Involvement of metallothionein, homocysteine and B-vitamins in the attenuation of arsenic-induced uterine disorders in response to the oral application of hydro-ethanolic extract of Moringa oleifera seed: a preliminary study
Published in Drug and Chemical Toxicology, 2020
Suryashis Jana, Sandip Chattopadhyay, Arindam Dey, Hasina Perveen, Durgapada Dolai
BAL (British anti lewisite), DMSA (meso 2, 3 dimercaptosuccinic acid) and DMPS (sodium 2, 3-dimercaptopropane 1-sulfonate) are implicated as invasive chelating agents in the management of arsenic toxicity (Flora and Pachauri 2010). Prolonged use of the above agents is questionable due to its painful intramuscular route of treatment with moderate to severe side effects. Hence, researchers are compelling their attention to address the use of noninvasive oral treatment strategy against arsenic in experimental model animal via nutraceuticals or drug from the herbal source such as Mentha piperita, Moringa oleifera (MO), Phyllanthus emblica, Emblica officinalis and Terminalia arjuna (Sharma et al. 2007, Chattopadhyay et al. 2011, Sayed et al. 2015, Singh et al. 2015, Maity et al. 2018).

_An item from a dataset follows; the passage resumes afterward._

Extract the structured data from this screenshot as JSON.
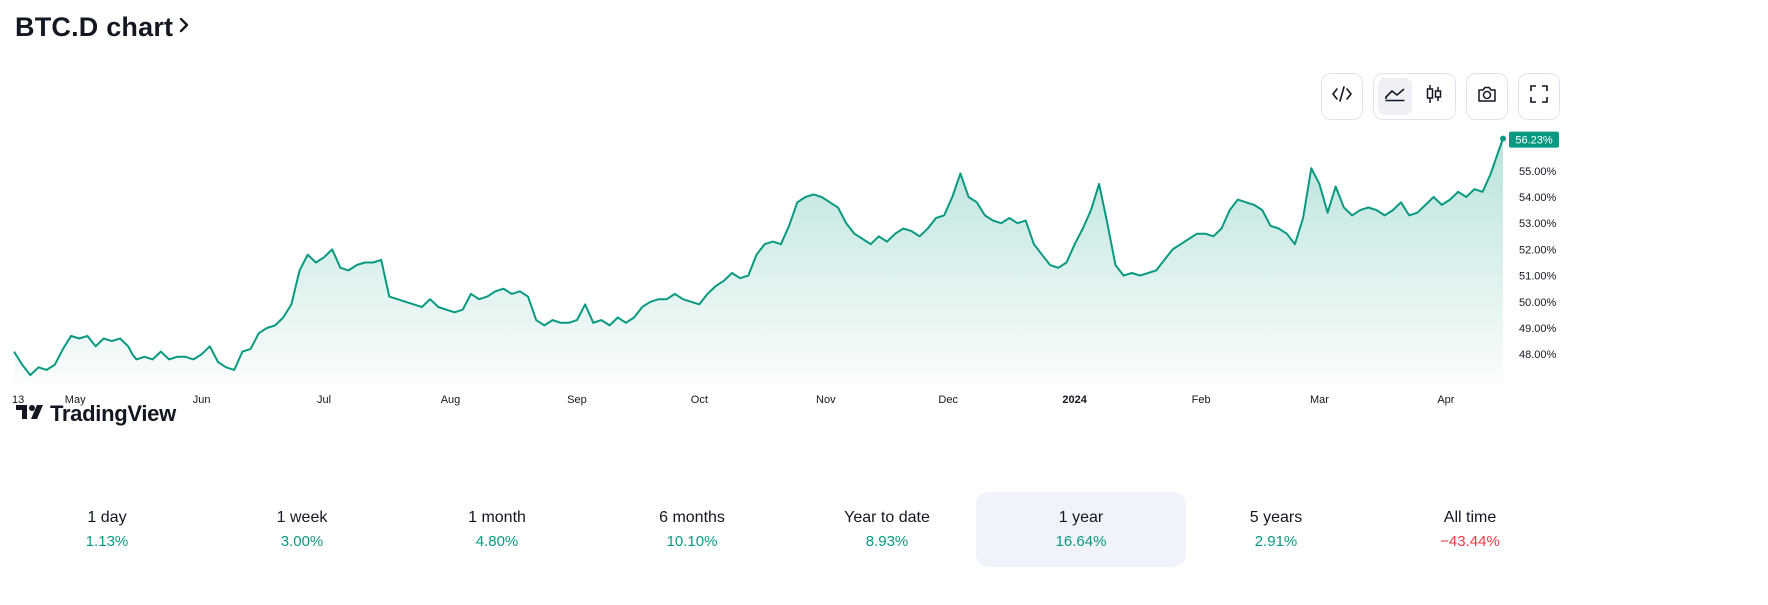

Among these, the medicinal plant MO is easily accessible throughout India. The different plant parts like leaves, flowers, fruits, seeds, etc. are reasonably inexpensive. Aqueous seed extract and ethanolic leaf extract of Moringa oleifera have been demonstrated for its anti-proliferative efficacy against breast cancer cells and hepatocarcinoma respectively (Budda et al. 2011, Minaiyan et al. 2014, Adebayo et al. 2017, Sadek et al. 2017). Moringin, an isothiocyanate of MO seeds in combination with cannabidiol have been shown to be established its antioxidative, anti-apoptotic and anti-inflammatory effects in murine macrophages in vitro by a consecutive down-regulation of Bax and up-regulation of Bcl-2 (Rajan et al. 2016). MO protects the body from cardiovascular diseases and also acts as a good anti-diabetic agent (Mehta et al. 2003, Gupta et al. 2012). The important minerals zinc, calcium, iron, magnesium and copper are found in MO seeds. Different vitamins present in MO seeds serve unique antioxidative roles (Anwar et al. 2007, Qi et al. 2016, Saini et al. 2016). The soluble dietary fiber of MO seeds could strengthen the immune system (Singh et al. 2009, Anudeep et al. 2016).